Öncelikle Övünç Çelik, şahsen tanıdığım biri. Üniversitede birlikteydik, aynı sınıf seviyesi de değil, okulda günlerimiz beraber geçerdi. Okul bitince bir kopuş ama iletişimde kalmaca, yazı işleri ile ilgilendiğinden haberim vardı. Bir gazetede çalışıyordu. Her neyse, günün birinde tamamen tesadüf eseri bir kitap yazdığını söyledi. Asla bir yerlerde tanıtılmayan, yazarı dahil kimsenin bahsetmediği, hatta kendi sosyal medyasında bile asla gündeme gelmemiş bu gizemli kitabı duyar duymaz merakla satın aldım…

100 sayfa civarı küçük bir kitap, tuhaf kapağı ve ismiyle asla, ama asla cezbetmiyor. İrrite edici. Hatta saçma bir roman herhalde diye düşünüp uzun süre yakınına yaklaşamadığımı da itiraf etmeliyim. Aşk, meşkle örülü, büyük sözler sarf etmeye gayret eden basit bir kitap hissiyatı veriyor. Sonra aklıma Victor Hugo geliyor, Bir İdam Mahkumunun Son Günü adlı kitabında benzer bir cümle geçiyor, ‘hayatın yakından görünüşü…’ Eser, modern edebiyatın ilk monoloğu sayılıyor, kesin bununla ilgili diyorum. Neyse, öyle ya da böyle, günün birinde su sümbülü çiçekli kapak çevriliyor…

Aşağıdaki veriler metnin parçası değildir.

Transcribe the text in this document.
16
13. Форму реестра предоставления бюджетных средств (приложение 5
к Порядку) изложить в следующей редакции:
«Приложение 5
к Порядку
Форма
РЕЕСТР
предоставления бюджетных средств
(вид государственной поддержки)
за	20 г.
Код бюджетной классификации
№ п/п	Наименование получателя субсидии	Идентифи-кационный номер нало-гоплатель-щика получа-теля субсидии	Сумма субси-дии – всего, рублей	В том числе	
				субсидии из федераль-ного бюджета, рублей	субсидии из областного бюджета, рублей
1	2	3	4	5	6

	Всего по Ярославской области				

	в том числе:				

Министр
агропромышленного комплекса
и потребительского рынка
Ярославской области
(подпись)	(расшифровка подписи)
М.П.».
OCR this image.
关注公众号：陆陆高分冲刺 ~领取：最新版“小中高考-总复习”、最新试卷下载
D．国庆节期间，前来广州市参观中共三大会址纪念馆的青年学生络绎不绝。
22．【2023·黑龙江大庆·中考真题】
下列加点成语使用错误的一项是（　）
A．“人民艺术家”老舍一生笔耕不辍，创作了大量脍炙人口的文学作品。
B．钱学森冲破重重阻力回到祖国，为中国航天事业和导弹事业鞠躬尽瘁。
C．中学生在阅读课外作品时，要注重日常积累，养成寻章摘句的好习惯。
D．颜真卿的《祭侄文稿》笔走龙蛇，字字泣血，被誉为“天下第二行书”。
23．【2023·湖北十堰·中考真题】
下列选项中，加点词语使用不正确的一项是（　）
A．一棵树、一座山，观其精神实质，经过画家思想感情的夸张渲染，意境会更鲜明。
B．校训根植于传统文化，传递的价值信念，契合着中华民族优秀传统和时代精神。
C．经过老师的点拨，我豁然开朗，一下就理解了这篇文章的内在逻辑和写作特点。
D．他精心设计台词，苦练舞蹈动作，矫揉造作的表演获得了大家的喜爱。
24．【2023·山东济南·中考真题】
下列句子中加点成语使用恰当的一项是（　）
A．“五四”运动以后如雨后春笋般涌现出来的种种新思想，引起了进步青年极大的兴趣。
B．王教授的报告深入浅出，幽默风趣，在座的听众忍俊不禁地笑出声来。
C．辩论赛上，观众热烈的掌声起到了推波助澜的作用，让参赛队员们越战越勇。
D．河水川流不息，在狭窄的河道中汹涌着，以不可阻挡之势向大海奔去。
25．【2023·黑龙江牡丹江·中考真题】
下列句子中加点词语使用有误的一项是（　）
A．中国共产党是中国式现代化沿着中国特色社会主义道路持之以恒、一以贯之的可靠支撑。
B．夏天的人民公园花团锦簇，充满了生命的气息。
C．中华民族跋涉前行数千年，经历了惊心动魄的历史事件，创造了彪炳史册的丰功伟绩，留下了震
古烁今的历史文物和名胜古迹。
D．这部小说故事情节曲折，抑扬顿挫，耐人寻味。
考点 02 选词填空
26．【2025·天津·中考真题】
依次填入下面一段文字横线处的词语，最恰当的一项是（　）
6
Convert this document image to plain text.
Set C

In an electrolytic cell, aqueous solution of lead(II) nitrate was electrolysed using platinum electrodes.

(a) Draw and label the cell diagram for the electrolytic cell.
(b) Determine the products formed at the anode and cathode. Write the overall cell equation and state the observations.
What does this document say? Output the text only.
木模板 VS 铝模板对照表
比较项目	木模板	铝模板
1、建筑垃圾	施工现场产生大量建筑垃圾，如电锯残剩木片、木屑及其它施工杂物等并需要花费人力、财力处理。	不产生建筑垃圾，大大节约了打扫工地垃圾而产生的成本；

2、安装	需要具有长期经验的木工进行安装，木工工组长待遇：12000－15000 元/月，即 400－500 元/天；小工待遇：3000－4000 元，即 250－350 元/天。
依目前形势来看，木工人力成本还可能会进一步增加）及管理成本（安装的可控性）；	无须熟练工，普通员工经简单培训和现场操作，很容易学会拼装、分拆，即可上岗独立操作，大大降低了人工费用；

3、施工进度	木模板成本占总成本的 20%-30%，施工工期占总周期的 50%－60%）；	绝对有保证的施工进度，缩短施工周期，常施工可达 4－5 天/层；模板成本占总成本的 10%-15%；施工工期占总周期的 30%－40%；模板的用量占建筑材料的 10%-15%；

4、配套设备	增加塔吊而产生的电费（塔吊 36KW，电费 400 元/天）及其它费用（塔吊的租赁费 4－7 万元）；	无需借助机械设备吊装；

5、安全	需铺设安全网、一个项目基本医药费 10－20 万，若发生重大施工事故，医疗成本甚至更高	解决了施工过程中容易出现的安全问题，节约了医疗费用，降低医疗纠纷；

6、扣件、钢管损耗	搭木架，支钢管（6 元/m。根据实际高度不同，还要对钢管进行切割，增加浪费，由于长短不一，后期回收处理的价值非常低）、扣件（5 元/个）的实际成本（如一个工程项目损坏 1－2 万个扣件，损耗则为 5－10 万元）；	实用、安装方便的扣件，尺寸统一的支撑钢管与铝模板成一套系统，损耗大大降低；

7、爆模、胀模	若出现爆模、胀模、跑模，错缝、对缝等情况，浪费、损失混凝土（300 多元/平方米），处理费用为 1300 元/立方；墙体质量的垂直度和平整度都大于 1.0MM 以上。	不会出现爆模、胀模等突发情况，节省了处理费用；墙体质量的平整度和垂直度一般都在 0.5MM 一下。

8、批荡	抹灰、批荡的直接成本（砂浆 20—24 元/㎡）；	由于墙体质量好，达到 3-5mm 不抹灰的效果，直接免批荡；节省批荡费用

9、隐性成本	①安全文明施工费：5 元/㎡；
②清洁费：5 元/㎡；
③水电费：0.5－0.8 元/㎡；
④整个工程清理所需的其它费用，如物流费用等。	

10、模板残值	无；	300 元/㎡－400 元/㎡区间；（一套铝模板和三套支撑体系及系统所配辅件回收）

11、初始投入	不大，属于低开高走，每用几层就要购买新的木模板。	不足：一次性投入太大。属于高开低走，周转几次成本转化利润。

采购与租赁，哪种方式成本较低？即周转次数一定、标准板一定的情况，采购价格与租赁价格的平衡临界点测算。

Hamile bir kadının doğum sancısı…

Cümleler çok tuhaf…

Bebek doğuyor ama o kadar erken ki yaşama sansı çok az, göz göre göre ölüyor, artık nefes alamıyor; bir telaş, kaos derken babası son çare onu tutup doktorun ofisindeki akvaryuma koyuveriyor.

Bebek akvaryumda hareketleniyor, yaşamaya başlıyor, büyüyor ve babası günün birinde onu göz yaşları içinde denize bırakıveriyor.

Çünkü artık akvaryumda yaşamayacak kadar büyük.

Kurgu ilginç, akışı farklı hisler uyandırıyor; fantastik içerik olduğunu anladığım anda sıçrayan heyecan katsayım ve kitabın sonraki sayfaları…

Ali… Başına tuhaf şeyler geliyor. Uçuyor

Galata’da bir tuhaf aşk hikayesi, absürt. Sürükleyici ve okumaya devam ediyorsunuz. Acaba sosyal mesajlar içeriyor mu sorusu, emin değilim, olamıyorum. Belki aklından geçti ama uygulamaya gelince ağır basan unsur çok farklı oldu.

Çilem… Kemal Sunal’ın Japonya’dan gelen teknoloji harikası ‘insansı’ robotla yaşadığı aşkın filmi akla geliyor bu kez. Konu güncellenmiş gibi; okuması pratik ve keyifli başka bir hikaye.

Bir garip dondurma hikayesi var sırada. Çok kısa sürelerde biten ilginç serüvenler. Fantastik kurgunun boyutları da genişliyor…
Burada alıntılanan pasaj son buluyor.